Estimation of rock physics properties via full waveform inversion of vertical seismic profile data recorded by accelerometer and fibre-optic sensors

Abstract

SUMMARY Combining elastic full waveform inversion (FWI) with rock physics holds promise for expanding the application of FWI beyond seismic imaging to predicting and monitoring reservoir properties. Distributed acoustic sensing (DAS), a rapidly developing seismic acquisition technology, is being explored for its potential in supporting FWI applications. In this study, we implement a sequential inversion scheme that integrates elastic FWI and Bayesian rock physics inversion, using a vertical seismic profile (VSP) data set acquired with accelerometer and collocated DAS fibre at the Carbon Management Canada’s Newell County Facility.

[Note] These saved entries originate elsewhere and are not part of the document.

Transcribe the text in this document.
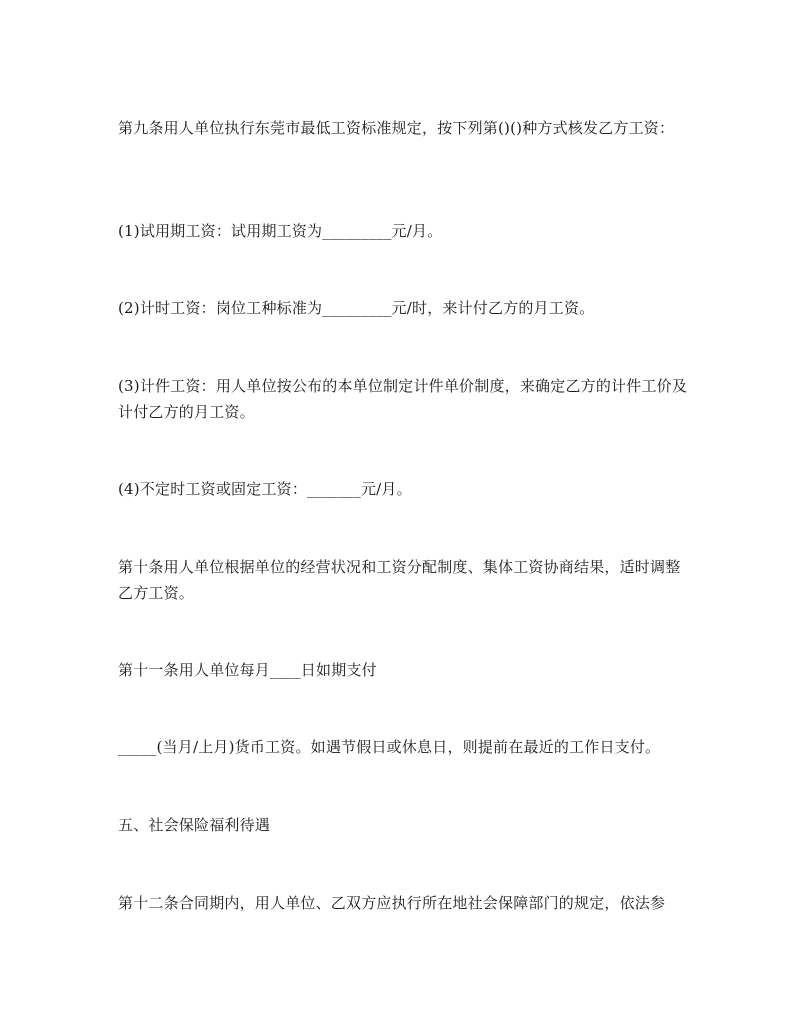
第九条用人单位执行东莞市最低工资标准规定，按下列第()()种方式核发乙方工资：

(1)试用期工资：试用期工资为_________元/月。

(2)计时工资：岗位工种标准为_________元/时，来计付乙方的月工资。

(3)计件工资：用人单位按公布的本单位制定计件单价制度，来确定乙方的计件工价及计付乙方的月工资。

(4)不定时工资或固定工资：_______元/月。

第十条用人单位根据单位的经营状况和工资分配制度、集体工资协商结果，适时调整乙方工资。

第十一条用人单位每月____日如期支付

_____(当月/上月)货币工资。如遇节假日或休息日，则提前在最近的工作日支付。

五、社会保险福利待遇

第十二条合同期内，用人单位、乙双方应执行所在地社会保障部门的规定，依法参
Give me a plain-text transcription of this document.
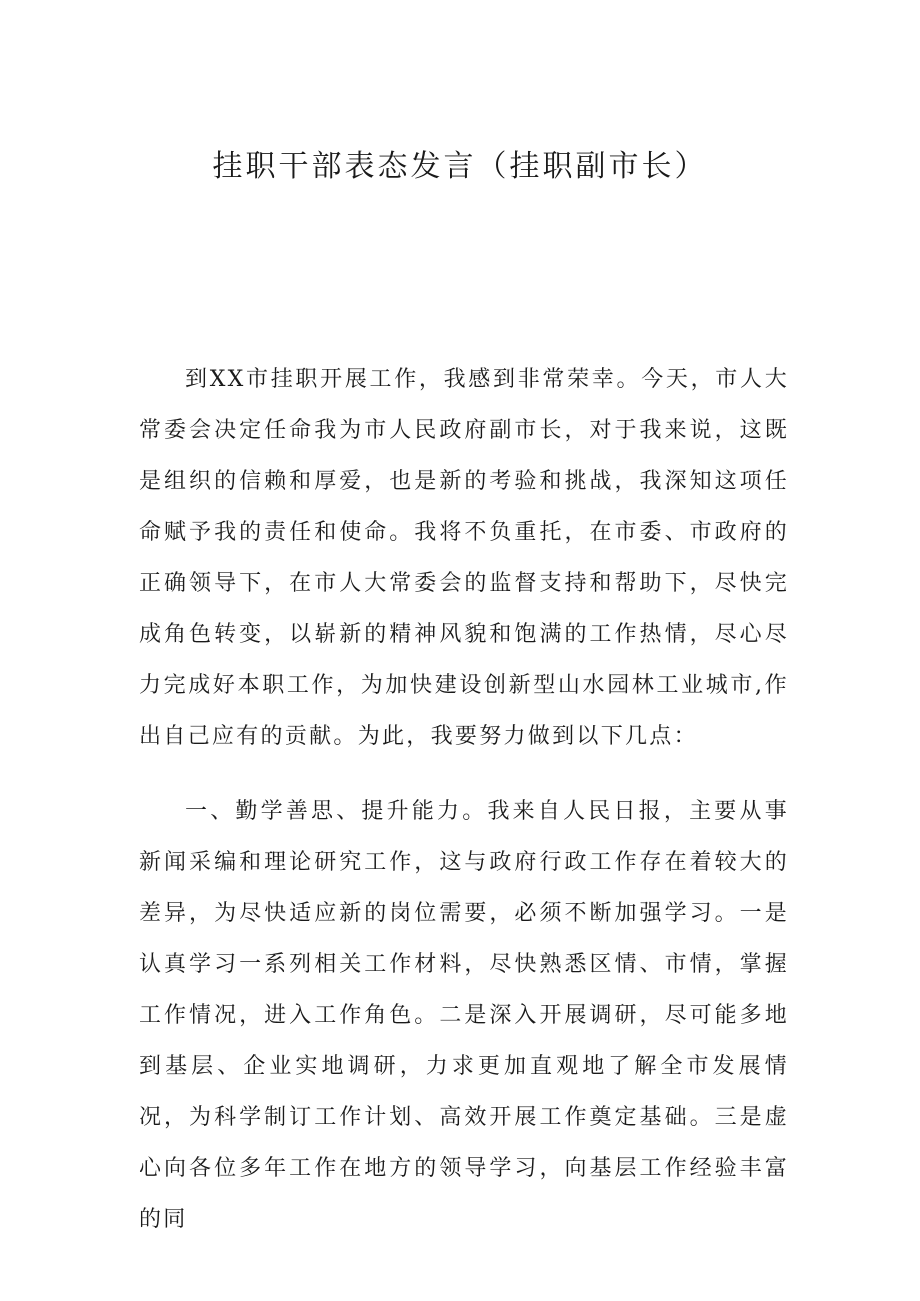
挂职干部表态发言（挂职副市长）

到XX市挂职开展工作，我感到非常荣幸。今天，市人大常委会决定任命我为市人民政府副市长，对于我来说，这既是组织的信赖和厚爱，也是新的考验和挑战，我深知这项任命赋予我的责任和使命。我将不负重托，在市委、市政府的正确领导下，在市人大常委会的监督支持和帮助下，尽快完成角色转变，以崭新的精神风貌和饱满的工作热情，尽心尽力完成好本职工作，为加快建设创新型山水园林工业城市,作出自己应有的贡献。为此，我要努力做到以下几点：

一、勤学善思、提升能力。我来自人民日报，主要从事新闻采编和理论研究工作，这与政府行政工作存在着较大的差异，为尽快适应新的岗位需要，必须不断加强学习。一是认真学习一系列相关工作材料，尽快熟悉区情、市情，掌握工作情况，进入工作角色。二是深入开展调研，尽可能多地到基层、企业实地调研，力求更加直观地了解全市发展情况，为科学制订工作计划、高效开展工作奠定基础。三是虚心向各位多年工作在地方的领导学习，向基层工作经验丰富的同
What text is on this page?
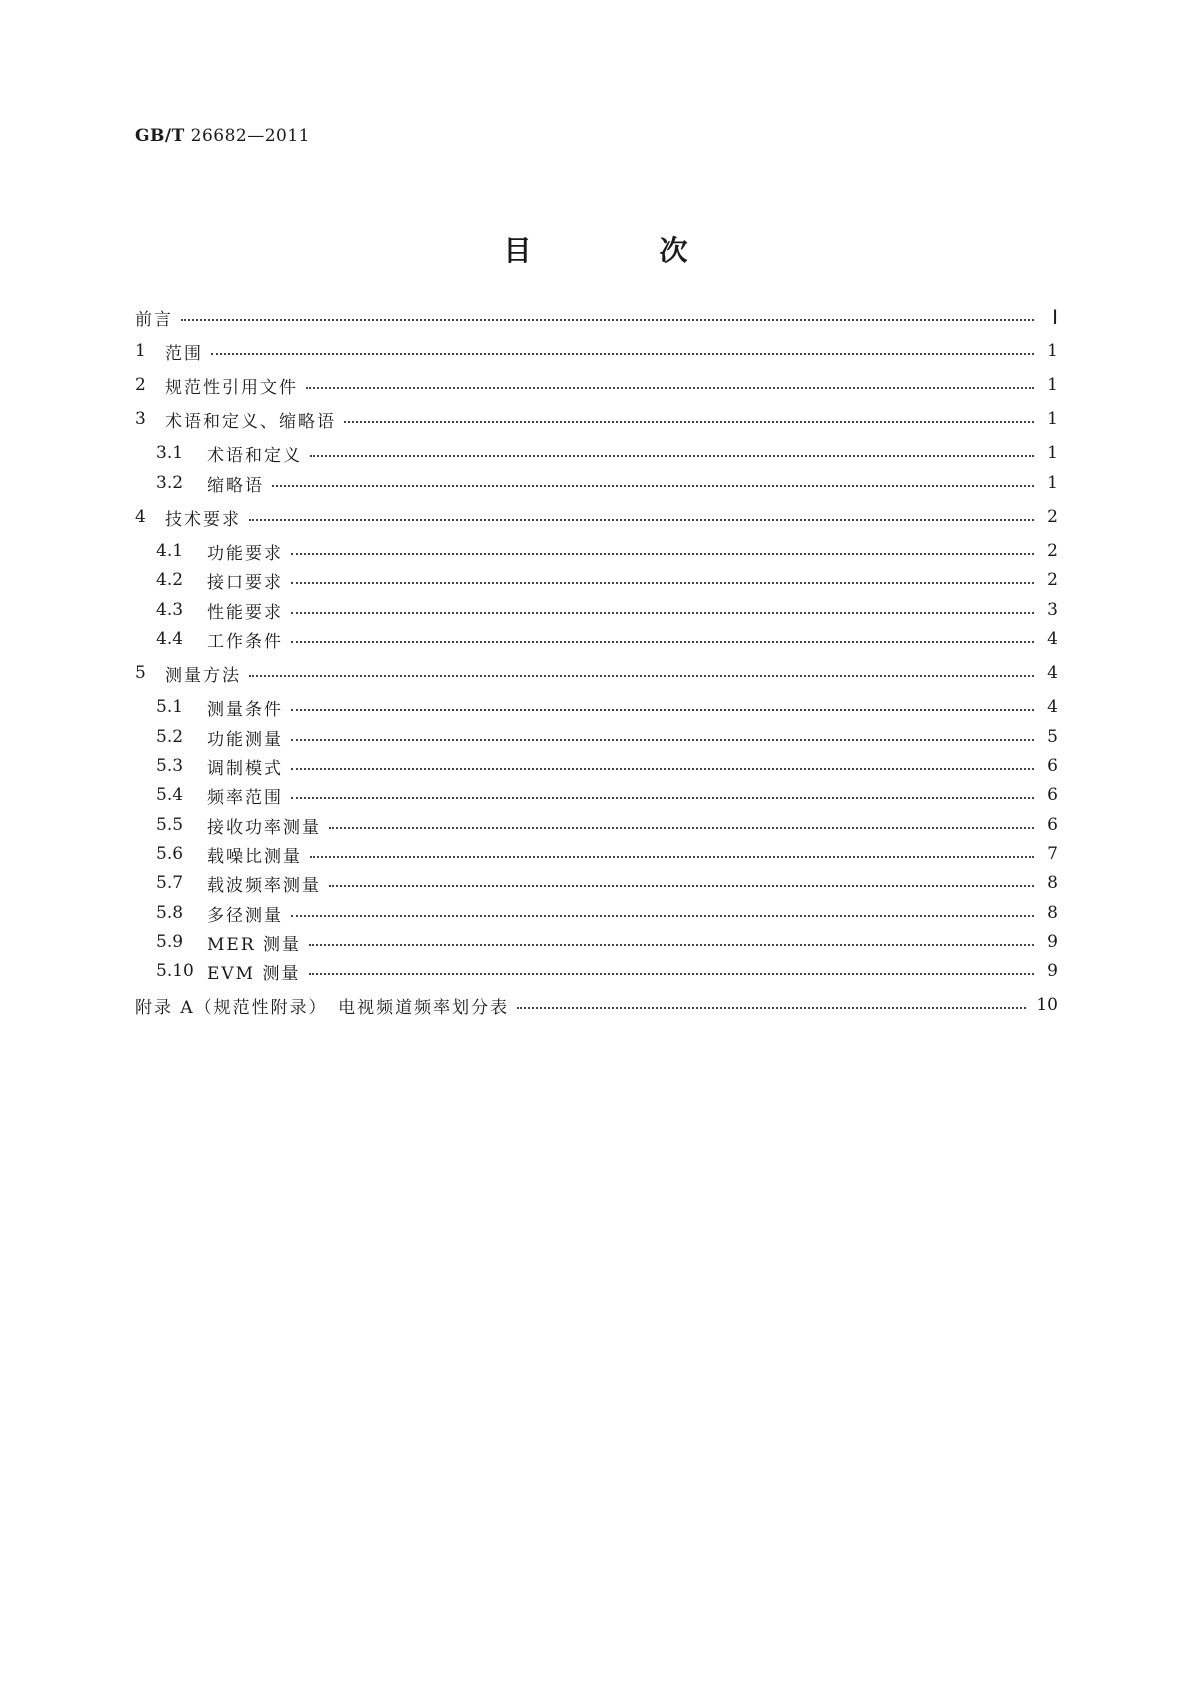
GB/T 26682—2011
目　次
前言	Ⅰ
1	范围	1
2	规范性引用文件	1
3	术语和定义、缩略语	1
3.1	术语和定义	1
3.2	缩略语	1
4	技术要求	2
4.1	功能要求	2
4.2	接口要求	2
4.3	性能要求	3
4.4	工作条件	4
5	测量方法	4
5.1	测量条件	4
5.2	功能测量	5
5.3	调制模式	6
5.4	频率范围	6
5.5	接收功率测量	6
5.6	载噪比测量	7
5.7	载波频率测量	8
5.8	多径测量	8
5.9	MER 测量	9
5.10 EVM 测量	9
附录 A（规范性附录）　电视频道频率划分表	10
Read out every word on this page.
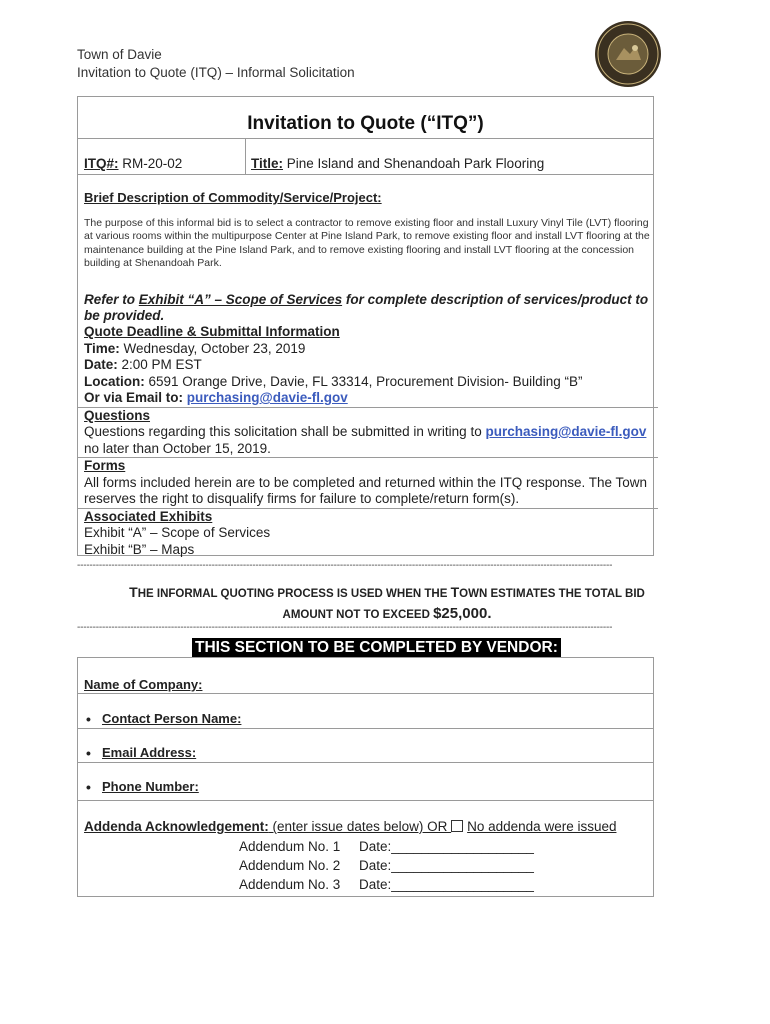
Town of Davie
Invitation to Quote (ITQ) – Informal Solicitation
Invitation to Quote (“ITQ”)
ITQ#: RM-20-02	Title: Pine Island and Shenandoah Park Flooring
Brief Description of Commodity/Service/Project:
The purpose of this informal bid is to select a contractor to remove existing floor and install Luxury Vinyl Tile (LVT) flooring at various rooms within the multipurpose Center at Pine Island Park, to remove existing floor and install LVT flooring at the maintenance building at the Pine Island Park, and to remove existing flooring and install LVT flooring at the concession building at Shenandoah Park.
Refer to Exhibit “A” – Scope of Services for complete description of services/product to be provided.
Quote Deadline & Submittal Information
Time: Wednesday, October 23, 2019
Date: 2:00 PM EST
Location: 6591 Orange Drive, Davie, FL 33314, Procurement Division- Building “B”
Or via Email to: purchasing@davie-fl.gov
Questions
Questions regarding this solicitation shall be submitted in writing to purchasing@davie-fl.gov no later than October 15, 2019.
Forms
All forms included herein are to be completed and returned within the ITQ response. The Town reserves the right to disqualify firms for failure to complete/return form(s).
Associated Exhibits
Exhibit “A” – Scope of Services
Exhibit “B” – Maps
---------------------------------------------------------------------------------------------------------------------------------------------------------------------------
THE INFORMAL QUOTING PROCESS IS USED WHEN THE TOWN ESTIMATES THE TOTAL BID
AMOUNT NOT TO EXCEED $25,000.
---------------------------------------------------------------------------------------------------------------------------------------------------------------------------
THIS SECTION TO BE COMPLETED BY VENDOR:
Name of Company:
• Contact Person Name:
• Email Address:
• Phone Number:
Addenda Acknowledgement: (enter issue dates below) OR No addenda were issued
Addendum No. 1 Date:___________________
Addendum No. 2 Date:___________________
Addendum No. 3 Date:___________________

Our aim is to establish a baseline model of porosity and lithology parameters to support later monitoring of CO2 storage. Key strategies include an effective source approach for addressing near-surface complications, a modelling strategy to simulate DAS data comparable to field data, and a Gaussian mixture approach to capture the bimodality of rock properties. We conduct FWI tests on accelerometer, DAS, and combined accelerometer-DAS data. While our inversion results accurately reproduce either data set, the elastic models inverted from accelerometer data outperform the other two in matching well logs and identifying the target reservoir. We attribute this outcome to the limited complementarity of DAS data with accelerometer data in our experiment, along with the limitations imposed by single-component measurements on DAS. The porosity and lithology models predicted from accelerometer-derived elastic models are reasonably accurate at the well location and exhibit geologically meaningful spatial distribution.